Sinistra fortunata: il Pd non impara e perde. Luca Ricolfi sulla Stampa

Luca Ricolfi non si capacita anche se l’aveva detto

“La sinistra che non impara dai suoi errori” è il titolo di una analisi di Luca Ricolfi sul voto del 24 febbraio pubblicata dalla Stampa di Torino.  Ricolfi trova

“ben poco ragionevoli”

gli “stupori” di chi

1. “non si capacita che quello di Beppe Grillo sia diventato il primo partito italiano;

2. “non si capacita che le ambizioni «terzo-poliste» di Monti e Casini siano state così severamente punite dagli elettori;

3.”non si capacita che cattolici e comunisti siano praticamente scomparsi dal panorama politico italiano;

4. “non si capacita che Bersani sia riuscito a dissipare un vantaggio che sembrava incolmabile;

5. “non si capacita del ritorno di Berlusconi, una specie di gatto dalle sette vite”.

A lui, Ricolfi,  nulla di quel che è accaduto pare davvero stupefacente: lo aveva scritto, ricorda, più volte sulla Stampa.

A stupire Ricolfi è

“il fatto che la sinistra, questa sinistra un tempo egemonizzata dal Pci e ora tenuta insieme dagli ex comunisti, sia assolutamente incapace di imparare dai propri errori. E quindi sia, per così dire, rigidamente programmata per ripeterli, cocciutamente e senza alcuna speranza di imparare alcunché dal proprio passato”.

“Bersani ha offerto affidabilità, credibilità, rassicurazione (il famoso «usato sicuro») a un elettorato che, semplicemente, voleva prima di tutto un’altra cosa: un rinnovamento radicale della politica. Eppure quella richiesta di cambiamento era chiarissima e antica, visto che aveva già preso forma più di dieci anni fa (era il 2002), con la famosa invettiva-profezia di Nanni Moretti in piazza Navona: «Con questi dirigenti non vinceremo mai!».

“La ragione profonda, per cui la sinistra non sa ascoltare è una soltanto: è la fortuna.

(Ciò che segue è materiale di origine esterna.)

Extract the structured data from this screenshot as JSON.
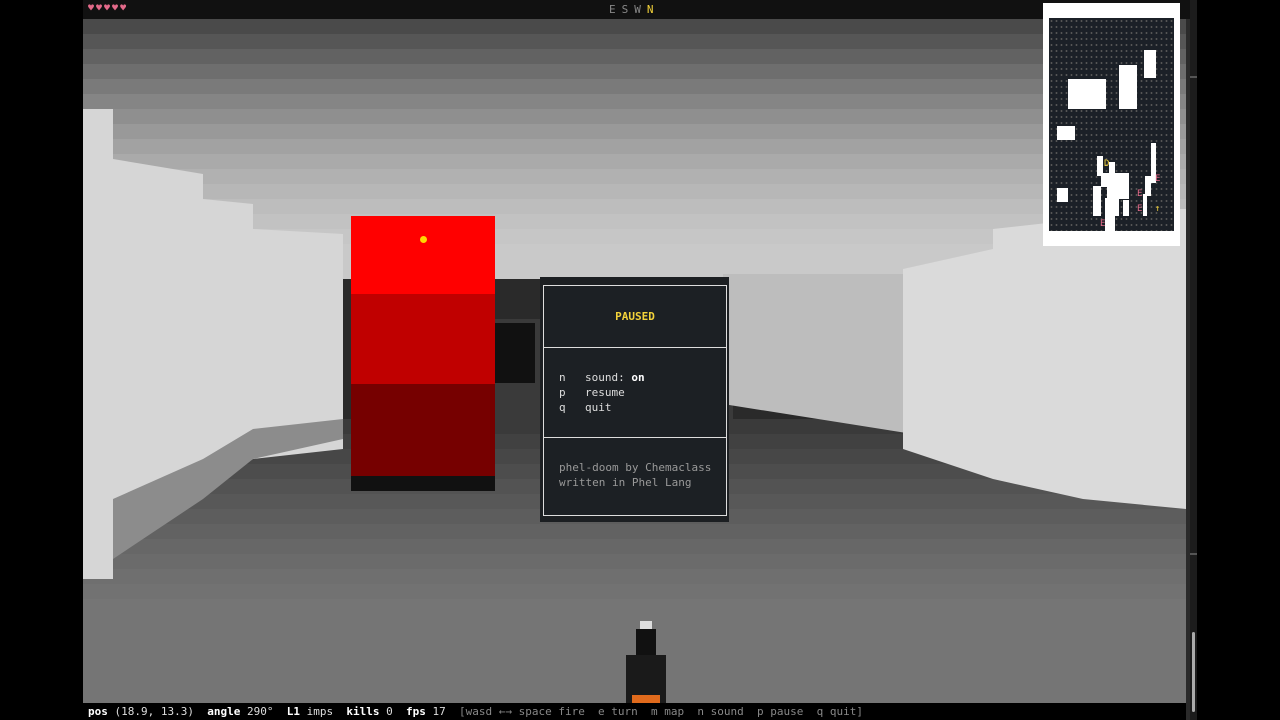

1. ” È riuscita a vincere ben tre elezioni, quelle del 1996, quelle del 2006 e quelle attuali, nonostante la maggioranza degli italiani non l’avesse scelta. La sinistra ha da sempre il problema di allargare i propri consensi al di fuori della cerchia dei propri sostenitori tradizionali, ma non lo affronta mai perché una maledetta fortuna la accompagna in ogni tornata elettorale.

Nel 2006 il consenso di Veltroni era notoriamente molto più ampio di quello di Prodi. Oggi il consenso di Renzi è notoriamente molto superiore a quello di Bersani. Eppure l’apparato del partito non se ne cale: come in un tipico concorso universitario, promuove il candidato interno, o quello che ha le simpatie dei baroni, e dice agli outsider che devono avere pazienza, il loro turno verrà. Se avesse avuto meno fortuna, se non fosse riuscita a nascondere con vittorie tecniche sconfitte politiche, la sinistra avrebbe iniziato ben prima quel processo di rinnovamento che da tanto tempo attendiamo.

2. “Negli ultimi venti anni l’economia, in Italia, è andata sistematicamente peggio che nel resto d’Europa ma, curiosamente, la destra ha governato sempre in anni di congiuntura negativa (2001-2005 e 2008-2011), la sinistra sempre in anni di congiuntura positiva (1996-2000 e 2006-2007). Il nesso è del tutto casuale, perché la congiuntura dipende essenzialmente dal resto dell’Europa, ma mi sono divertito a calcolare le probabilità che – in un quindicennio – la «dea bendata» distribuisca i suoi favori in modo così squilibrato: sono così basse che verrebbe da pensare che la dea non sia bendata come si dice.

3 “La fortuna-sfortuna più importante della sinistra è il suo elettorato. All’elettore progressista piacciono la protesta (voice) quando le elezioni sono ancora lontane, la lealtà (loyalty) al momento del voto. L’elettore di sinistra, secondo tutte le indagini, è il più fedele, il più leale, o il più gregario, se preferite. Può mugugnare, indignarsi, criticare, parlare male del Pd per anni e anni ma poi, arrivato al dunque, immancabilmente mette la crocetta nella casella giusta.

Conclusione:

“Con ciò, verosimilmente, raggiunge lo scopo che si prefigge (togliere voti all’odiato Cavaliere), ma ottiene anche un effetto che forse non desidera: quello di permettere alla classe dirigente del Pd di rimandare, ancora una volta, il momento di cambiare. Rinunciando a inviare ai politici l’unico segnale che essi (talora) mostrano di comprendere, l’elettorato di sinistra è destinato a tenersi i dirigenti che ha. Non per sempre, perché nessuno è eterno, ma più del necessario, questo sì”.